Wir haben eine ganze Reihe Anfragen von Firmen, insbesondere aus unserer Gemeinde. Unsere erste Priorität ist, dass wir den Steinenbronner Firmen, die expandieren möchten oder müssen, entsprechendes Gewerbebauland zur Verfügung stellen.
Wie überbrücken denn diese Firmen jetzt die Zeit, bis das Baugebiet zur Verfügung steht?
Da ist in gewisser Art und Weise Improvisation notwendig. Sei es, dass eine leer stehende Halle gemietet wird, wenn die Lagerflächen zur Neige gehen. Sei es, dass Aufträge gegebenenfalls gestreckt werden müssen. Und im allerschlimmsten Fall müssen die Firmen Aufträge ablehnen. Ich hoffe, dass dies nicht eintreten wird.
Was erwarten denn die Firmen vom Standort Steinenbronn?
Sie erwarten, dass wir ihnen Bauland verkaufen und je nach Bedarf die notwendige Infrastruktur bereitstellen. Damit ist etwa schnelles Internet gemeint, wie die Breitbandversorgung. Die ist für viele Firmen zu einem harten Standortfaktor geworden.
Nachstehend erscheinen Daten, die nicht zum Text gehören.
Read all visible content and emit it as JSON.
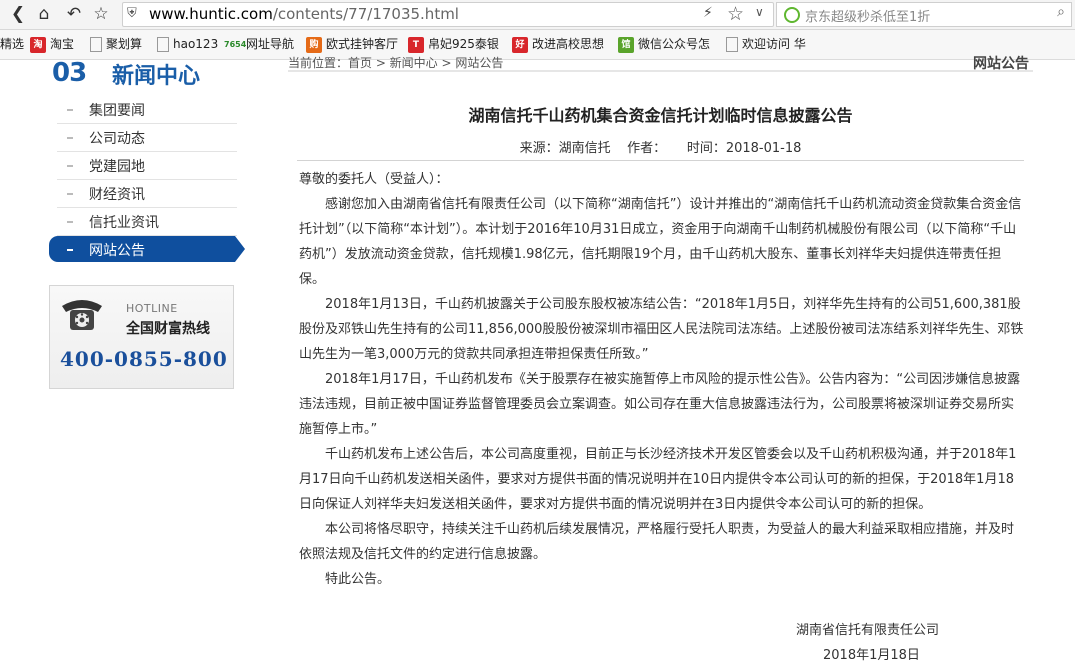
{
  "browser": {
    "url_domain": "www.huntic.com",
    "url_path": "/contents/77/17035.html",
    "search_placeholder": "京东超级秒杀低至1折"
  },
  "bookmarks": [
    {
      "label": "精选",
      "icon": "none"
    },
    {
      "label": "淘宝",
      "icon": "taobao-icon",
      "glyph": "淘"
    },
    {
      "label": "聚划算",
      "icon": "page-icon"
    },
    {
      "label": "hao123",
      "icon": "page-icon"
    },
    {
      "label": "网址导航",
      "icon": "7654-icon",
      "glyph": "7654"
    },
    {
      "label": "欧式挂钟客厅",
      "icon": "tmall-icon",
      "glyph": "购"
    },
    {
      "label": "帛妃925泰银",
      "icon": "tmall-icon",
      "glyph": "T"
    },
    {
      "label": "改进高校思想",
      "icon": "red-icon",
      "glyph": "好"
    },
    {
      "label": "微信公众号怎",
      "icon": "green-icon",
      "glyph": "馆"
    },
    {
      "label": "欢迎访问 华",
      "icon": "page-icon"
    }
  ],
  "sidebar": {
    "number": "03",
    "title": "新闻中心",
    "items": [
      {
        "label": "集团要闻",
        "active": false
      },
      {
        "label": "公司动态",
        "active": false
      },
      {
        "label": "党建园地",
        "active": false
      },
      {
        "label": "财经资讯",
        "active": false
      },
      {
        "label": "信托业资讯",
        "active": false
      },
      {
        "label": "网站公告",
        "active": true
      }
    ],
    "hotline": {
      "en": "HOTLINE",
      "cn": "全国财富热线",
      "number": "400-0855-800"
    }
  },
  "breadcrumb": "当前位置：首页 > 新闻中心 > 网站公告",
  "page_tag": "网站公告",
  "article": {
    "title": "湖南信托千山药机集合资金信托计划临时信息披露公告",
    "meta": "来源：湖南信托    作者：     时间：2018-01-18",
    "salutation": "尊敬的委托人（受益人）：",
    "paragraphs": [
      "感谢您加入由湖南省信托有限责任公司（以下简称“湖南信托”）设计并推出的“湖南信托千山药机流动资金贷款集合资金信托计划”（以下简称“本计划”）。本计划于2016年10月31日成立，资金用于向湖南千山制药机械股份有限公司（以下简称“千山药机”）发放流动资金贷款，信托规模1.98亿元，信托期限19个月，由千山药机大股东、董事长刘祥华夫妇提供连带责任担保。",
      "2018年1月13日，千山药机披露关于公司股东股权被冻结公告：“2018年1月5日，刘祥华先生持有的公司51,600,381股股份及邓铁山先生持有的公司11,856,000股股份被深圳市福田区人民法院司法冻结。上述股份被司法冻结系刘祥华先生、邓铁山先生为一笔3,000万元的贷款共同承担连带担保责任所致。”",
      "2018年1月17日，千山药机发布《关于股票存在被实施暂停上市风险的提示性公告》。公告内容为：“公司因涉嫌信息披露违法违规，目前正被中国证券监督管理委员会立案调查。如公司存在重大信息披露违法行为，公司股票将被深圳证券交易所实施暂停上市。”",
      "千山药机发布上述公告后，本公司高度重视，目前正与长沙经济技术开发区管委会以及千山药机积极沟通，并于2018年1月17日向千山药机发送相关函件，要求对方提供书面的情况说明并在10日内提供令本公司认可的新的担保，于2018年1月18日向保证人刘祥华夫妇发送相关函件，要求对方提供书面的情况说明并在3日内提供令本公司认可的新的担保。",
      "本公司将恪尽职守，持续关注千山药机后续发展情况，严格履行受托人职责，为受益人的最大利益采取相应措施，并及时依照法规及信托文件的约定进行信息披露。",
      "特此公告。"
    ],
    "signature_org": "湖南省信托有限责任公司",
    "signature_date": "2018年1月18日"
  }
}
Wie sieht es damit momentan in Steinenbronn aus?
Das Gewerbegebiet ist gut versorgt. Es braucht nicht jeder die gleich hohe Übertragungsgeschwindigkeit. Es gibt hier eine Firma, die nahezu ausschließlich online tätig ist. Die brauchen das natürlich. Andere Firmen haben diesen Bedarf in der Art und Weise nicht. Aber in gewisser Weise brauchen alle Firmen ein schnelles Internet.
Und haben die Bürger in Steinenbronn flächendeckend schnelles Internet?
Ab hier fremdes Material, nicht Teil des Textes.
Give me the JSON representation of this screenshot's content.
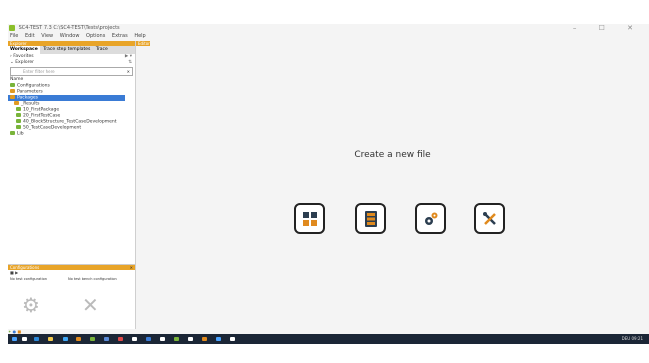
{
  "window": {
    "title": "SC4-TEST 7.3   C:\\SC4-TEST\\Tests\\projects",
    "controls": "– ☐ ✕"
  },
  "menu": [
    "File",
    "Edit",
    "View",
    "Window",
    "Options",
    "Extras",
    "Help"
  ],
  "left_panel": {
    "header": "Explorer",
    "tabs": [
      "Workspace",
      "Trace step templates",
      "Trace"
    ],
    "favorites_label": "Favorites",
    "explorer_label": "Explorer",
    "filter_placeholder": "Enter filter here",
    "name_column": "Name",
    "tree": [
      "Configurations",
      "Parameters",
      "Packages",
      "_Results",
      "10_FirstPackage",
      "20_FirstTestCase",
      "40_BlockStructure_TestCaseDevelopment",
      "50_TestCaseDevelopment",
      "Lib"
    ]
  },
  "config_panel": {
    "header": "Configurations",
    "col1": "No test configuration",
    "col2": "No test bench configuration"
  },
  "editor": {
    "header": "Editor",
    "create_label": "Create a new file",
    "buttons": [
      "new-package-button",
      "new-testcase-button",
      "new-config-button",
      "new-tools-button"
    ]
  },
  "taskbar": {
    "tray_text": "DEU  09:21"
  },
  "colors": {
    "accent": "#e8a428",
    "selection": "#3a7bd5",
    "taskbar": "#1b2636"
  }
}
In der Vergangenheit war Unitymedia in der Gemeinde zugange. Dann haben wir vor einigen Jahren mit der Telekom das Internet in der Ortslage ausgebaut und verbessert. Eine Bandbreite von 50 Mbit/Sekunde gehört ja fast schon wieder dem Mittelalter an. Das ist ja eine langsame Mindestgeschwindigkeit. Das Internet ist bis 50 Mbit grundsätzlich vorhanden.
Sie haben ja schon den Flächennutzungsplan angesprochen. Wie ist der aktuelle Stand dabei?
Die Entwurfsfassung, die im Juni in der Versammlung des Gemeindeverwaltungsverbands Waldenbuch/Steinenbronn verabschiedet worden ist, wurde öffentlich ausgelegt. Bürger, Verbände und circa 60 Behörden geben dazu ihre Anregungen ab. Diese müssen dann im Gemeinderat abgewogen werden. Das gilt auch für Waldenbuch. Anschließend berät und beschließt die Verbandsversammlung dann diese Fassung 2018.
Es gab schon die frühzeitige Bürgerbeteiligung. Da war es so, dass in der Gemeinderatssitzung die einzelnen Punkte abgearbeitet wurden und geschaut wurde, ob diese begründet sind oder nicht. Bürger haben danach gesagt, dass sie den Eindruck hatten, dass ihre Einwände schnell beiseite gewischt wurden. Was können Sie den Leuten sagen?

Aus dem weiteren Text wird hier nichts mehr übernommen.